Just curious, last year I found a large families thread somewhere and now I don't remember where it was.


----------



## 3lilchunklins (Feb 22, 2012)

I think you might be looking for the "Moms of many" forum.
I was part of it too, and can't find. it either...


----------



## Chloe'sMama (Oct 14, 2008)

I have been looking too. Anyone find it?


----------



## OrmEmbar (Oct 25, 2012)

I'm trying to find Moms of Many and this is the only thread that popped up! I'm sad to think that this awesome group might have disappeared!


----------



## OrmEmbar (Oct 25, 2012)

bumping to see if this will show up on the "newest posts" list


----------



## OrmEmbar (Oct 25, 2012)

Bump


----------



## joyful bluebird (Jun 1, 2015)

If its found let me know! I'd like to be part of it!


----------



## Voondrop (Oct 31, 2012)

Please, come back & liven it up! It shows up funny on my screen but I have it bookmarked as one of my groups. I pop in to blow the cobwebs around once in awhile..

http://www.mothering.com/forum/groups/moms-many.html


----------



## MyFillingQuiver (Sep 7, 2009)

It's there, but like much of MDC nowadays...fairly inactive or completely dead


----------



## joyful bluebird (Jun 1, 2015)

Voondrop said:


> Please, come back & liven it up! It shows up funny on my screen but I have it bookmarked as one of my groups. I pop in to blow the cobwebs around once in awhile..
> 
> http://www.mothering.com/forum/groups/moms-many.html


I tried clicking on it and it just takes me back to MDC forum homepage :/


----------



## OrmEmbar (Oct 25, 2012)

I wonder if you have to be a member to see it?

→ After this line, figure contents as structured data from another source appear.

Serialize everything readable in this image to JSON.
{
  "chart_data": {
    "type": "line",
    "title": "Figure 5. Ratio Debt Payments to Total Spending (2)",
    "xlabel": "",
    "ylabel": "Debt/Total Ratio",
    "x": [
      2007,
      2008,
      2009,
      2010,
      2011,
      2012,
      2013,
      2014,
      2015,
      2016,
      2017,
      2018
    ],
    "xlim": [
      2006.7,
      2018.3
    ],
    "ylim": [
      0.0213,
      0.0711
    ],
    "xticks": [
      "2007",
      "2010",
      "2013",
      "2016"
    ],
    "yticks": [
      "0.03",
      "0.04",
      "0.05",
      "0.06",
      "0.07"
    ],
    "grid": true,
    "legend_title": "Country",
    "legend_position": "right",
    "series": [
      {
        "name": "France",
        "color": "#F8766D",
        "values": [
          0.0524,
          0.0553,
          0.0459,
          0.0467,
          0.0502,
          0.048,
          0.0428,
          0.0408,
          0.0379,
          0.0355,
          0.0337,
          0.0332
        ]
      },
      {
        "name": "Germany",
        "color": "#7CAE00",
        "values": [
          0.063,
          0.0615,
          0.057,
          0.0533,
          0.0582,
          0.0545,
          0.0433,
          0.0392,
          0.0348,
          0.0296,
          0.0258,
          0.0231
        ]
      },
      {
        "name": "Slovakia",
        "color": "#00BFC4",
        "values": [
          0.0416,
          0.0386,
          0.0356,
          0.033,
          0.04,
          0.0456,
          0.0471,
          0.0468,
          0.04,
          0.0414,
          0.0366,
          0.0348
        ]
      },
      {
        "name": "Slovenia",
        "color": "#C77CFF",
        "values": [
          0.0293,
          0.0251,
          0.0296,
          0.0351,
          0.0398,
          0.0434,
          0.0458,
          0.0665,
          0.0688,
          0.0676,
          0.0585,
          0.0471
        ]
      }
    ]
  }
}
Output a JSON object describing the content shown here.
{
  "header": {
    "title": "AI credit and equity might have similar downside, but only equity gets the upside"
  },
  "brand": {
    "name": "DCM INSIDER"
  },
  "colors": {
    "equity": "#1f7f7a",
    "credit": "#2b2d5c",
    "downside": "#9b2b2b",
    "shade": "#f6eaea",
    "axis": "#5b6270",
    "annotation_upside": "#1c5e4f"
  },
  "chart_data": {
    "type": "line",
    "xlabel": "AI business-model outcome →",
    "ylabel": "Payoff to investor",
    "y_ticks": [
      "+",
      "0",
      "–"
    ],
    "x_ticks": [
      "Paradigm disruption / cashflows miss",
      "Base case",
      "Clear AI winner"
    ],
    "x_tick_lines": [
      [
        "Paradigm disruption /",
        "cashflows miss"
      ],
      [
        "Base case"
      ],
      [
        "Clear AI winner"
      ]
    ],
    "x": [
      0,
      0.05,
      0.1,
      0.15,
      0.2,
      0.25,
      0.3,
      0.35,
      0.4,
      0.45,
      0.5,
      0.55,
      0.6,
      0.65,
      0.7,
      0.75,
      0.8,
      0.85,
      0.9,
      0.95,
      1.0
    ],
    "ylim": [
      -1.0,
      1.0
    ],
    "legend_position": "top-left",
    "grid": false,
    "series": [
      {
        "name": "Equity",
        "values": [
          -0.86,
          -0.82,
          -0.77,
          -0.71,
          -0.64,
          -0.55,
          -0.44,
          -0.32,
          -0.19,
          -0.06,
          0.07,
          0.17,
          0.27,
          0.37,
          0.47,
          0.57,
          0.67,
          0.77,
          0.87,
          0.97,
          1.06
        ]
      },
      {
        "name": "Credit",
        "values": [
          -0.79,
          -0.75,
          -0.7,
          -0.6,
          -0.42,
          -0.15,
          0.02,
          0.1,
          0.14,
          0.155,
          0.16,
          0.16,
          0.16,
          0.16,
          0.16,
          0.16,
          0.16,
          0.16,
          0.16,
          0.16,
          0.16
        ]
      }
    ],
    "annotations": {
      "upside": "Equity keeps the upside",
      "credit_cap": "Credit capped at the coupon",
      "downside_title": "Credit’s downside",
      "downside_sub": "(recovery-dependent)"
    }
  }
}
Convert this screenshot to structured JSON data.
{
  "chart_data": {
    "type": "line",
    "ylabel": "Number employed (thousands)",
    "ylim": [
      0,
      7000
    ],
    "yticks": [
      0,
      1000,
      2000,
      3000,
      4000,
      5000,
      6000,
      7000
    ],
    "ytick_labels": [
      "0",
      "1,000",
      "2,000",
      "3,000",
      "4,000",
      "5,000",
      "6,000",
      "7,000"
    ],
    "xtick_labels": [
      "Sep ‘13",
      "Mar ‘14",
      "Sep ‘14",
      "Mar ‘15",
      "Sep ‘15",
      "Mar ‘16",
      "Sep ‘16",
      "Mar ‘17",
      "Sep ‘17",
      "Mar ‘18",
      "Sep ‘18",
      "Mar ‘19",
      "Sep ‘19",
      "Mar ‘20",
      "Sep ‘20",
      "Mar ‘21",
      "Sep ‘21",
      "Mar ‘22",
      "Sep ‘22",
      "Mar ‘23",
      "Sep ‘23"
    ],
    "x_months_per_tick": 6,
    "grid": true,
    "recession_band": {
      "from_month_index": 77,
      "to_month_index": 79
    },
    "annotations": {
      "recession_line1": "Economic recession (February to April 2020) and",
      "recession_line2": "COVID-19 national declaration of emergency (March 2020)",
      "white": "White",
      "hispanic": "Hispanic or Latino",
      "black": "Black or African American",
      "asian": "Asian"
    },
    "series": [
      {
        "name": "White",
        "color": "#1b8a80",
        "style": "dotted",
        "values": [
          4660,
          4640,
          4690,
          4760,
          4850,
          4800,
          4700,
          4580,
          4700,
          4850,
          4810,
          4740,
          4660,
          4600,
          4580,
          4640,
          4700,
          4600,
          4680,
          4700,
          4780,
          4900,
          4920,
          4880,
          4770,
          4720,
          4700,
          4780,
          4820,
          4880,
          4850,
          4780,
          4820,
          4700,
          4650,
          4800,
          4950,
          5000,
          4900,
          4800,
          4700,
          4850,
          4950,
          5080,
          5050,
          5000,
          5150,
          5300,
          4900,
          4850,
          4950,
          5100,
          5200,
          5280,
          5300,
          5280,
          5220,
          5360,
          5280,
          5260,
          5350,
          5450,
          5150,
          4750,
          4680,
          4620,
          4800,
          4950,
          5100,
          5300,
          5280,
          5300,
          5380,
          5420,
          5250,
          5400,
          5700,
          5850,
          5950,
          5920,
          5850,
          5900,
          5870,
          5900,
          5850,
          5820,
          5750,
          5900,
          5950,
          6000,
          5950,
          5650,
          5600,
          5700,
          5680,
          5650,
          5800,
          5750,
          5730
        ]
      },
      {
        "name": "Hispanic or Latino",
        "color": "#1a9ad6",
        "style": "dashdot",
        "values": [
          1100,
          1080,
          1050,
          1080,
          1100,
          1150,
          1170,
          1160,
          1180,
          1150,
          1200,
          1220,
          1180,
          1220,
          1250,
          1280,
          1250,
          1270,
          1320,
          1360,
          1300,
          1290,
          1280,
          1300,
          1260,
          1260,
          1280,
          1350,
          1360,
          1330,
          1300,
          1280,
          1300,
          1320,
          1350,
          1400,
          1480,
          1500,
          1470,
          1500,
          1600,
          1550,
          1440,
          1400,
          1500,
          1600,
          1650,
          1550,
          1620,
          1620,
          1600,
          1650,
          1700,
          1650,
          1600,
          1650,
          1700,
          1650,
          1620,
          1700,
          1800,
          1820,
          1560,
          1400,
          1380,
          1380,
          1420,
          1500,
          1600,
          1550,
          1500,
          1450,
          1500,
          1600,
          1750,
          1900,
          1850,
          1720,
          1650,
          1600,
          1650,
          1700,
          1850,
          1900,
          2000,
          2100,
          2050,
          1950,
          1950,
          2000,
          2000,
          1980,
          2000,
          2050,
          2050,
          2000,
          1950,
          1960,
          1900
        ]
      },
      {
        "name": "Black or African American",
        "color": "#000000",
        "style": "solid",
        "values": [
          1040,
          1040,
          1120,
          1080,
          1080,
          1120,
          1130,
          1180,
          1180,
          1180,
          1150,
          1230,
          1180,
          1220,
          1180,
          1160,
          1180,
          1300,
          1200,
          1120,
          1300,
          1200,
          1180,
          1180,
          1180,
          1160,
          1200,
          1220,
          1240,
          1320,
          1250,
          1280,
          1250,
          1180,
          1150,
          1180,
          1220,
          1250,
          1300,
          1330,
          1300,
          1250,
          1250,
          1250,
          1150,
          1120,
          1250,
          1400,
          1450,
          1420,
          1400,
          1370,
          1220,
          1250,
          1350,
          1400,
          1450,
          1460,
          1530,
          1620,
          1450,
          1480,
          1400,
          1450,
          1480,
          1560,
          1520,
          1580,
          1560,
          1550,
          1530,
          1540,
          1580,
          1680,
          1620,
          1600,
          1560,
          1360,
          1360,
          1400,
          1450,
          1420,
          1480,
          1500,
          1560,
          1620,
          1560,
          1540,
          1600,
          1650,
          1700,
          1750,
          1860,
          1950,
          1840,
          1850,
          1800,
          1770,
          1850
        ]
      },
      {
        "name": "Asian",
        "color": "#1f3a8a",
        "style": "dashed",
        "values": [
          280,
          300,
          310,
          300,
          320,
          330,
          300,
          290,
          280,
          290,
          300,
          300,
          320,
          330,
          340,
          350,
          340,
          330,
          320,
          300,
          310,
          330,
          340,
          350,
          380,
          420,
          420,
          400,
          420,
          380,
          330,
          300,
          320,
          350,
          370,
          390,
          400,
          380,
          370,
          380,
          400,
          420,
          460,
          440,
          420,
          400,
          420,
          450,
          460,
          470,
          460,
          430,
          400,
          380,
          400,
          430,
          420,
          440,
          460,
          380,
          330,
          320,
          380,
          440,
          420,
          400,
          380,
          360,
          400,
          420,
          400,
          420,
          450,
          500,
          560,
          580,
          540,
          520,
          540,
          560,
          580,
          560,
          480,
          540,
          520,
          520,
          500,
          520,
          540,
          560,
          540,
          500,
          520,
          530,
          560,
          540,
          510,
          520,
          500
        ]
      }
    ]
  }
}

I was able to click on the link and go to the Moms of Many Forum. It is under Finding your Tribe, then General. @CynthiaMosher , Is there a way to make the Moms of Many group easier to find? It does not show up in a search.

: )


----------



## tregorlann (Aug 22, 2016)

I can't see it either. I'm on the mobile app.

Sent from my SM-N910F using Tapatalk


----------



## MyMotheringPath (Oct 20, 2016)

I just clicked on the link from my computer and was able to join the group although there haven't been any new posts this year it looks like.


----------



## nairnejay (Nov 20, 2016)

I must be a few years too late to this forum, it seems like it is dying (has died?)
I joined the Moms of Many group today.


----------



## MyMotheringPath (Oct 20, 2016)

I may join that with you, nairnejay.


----------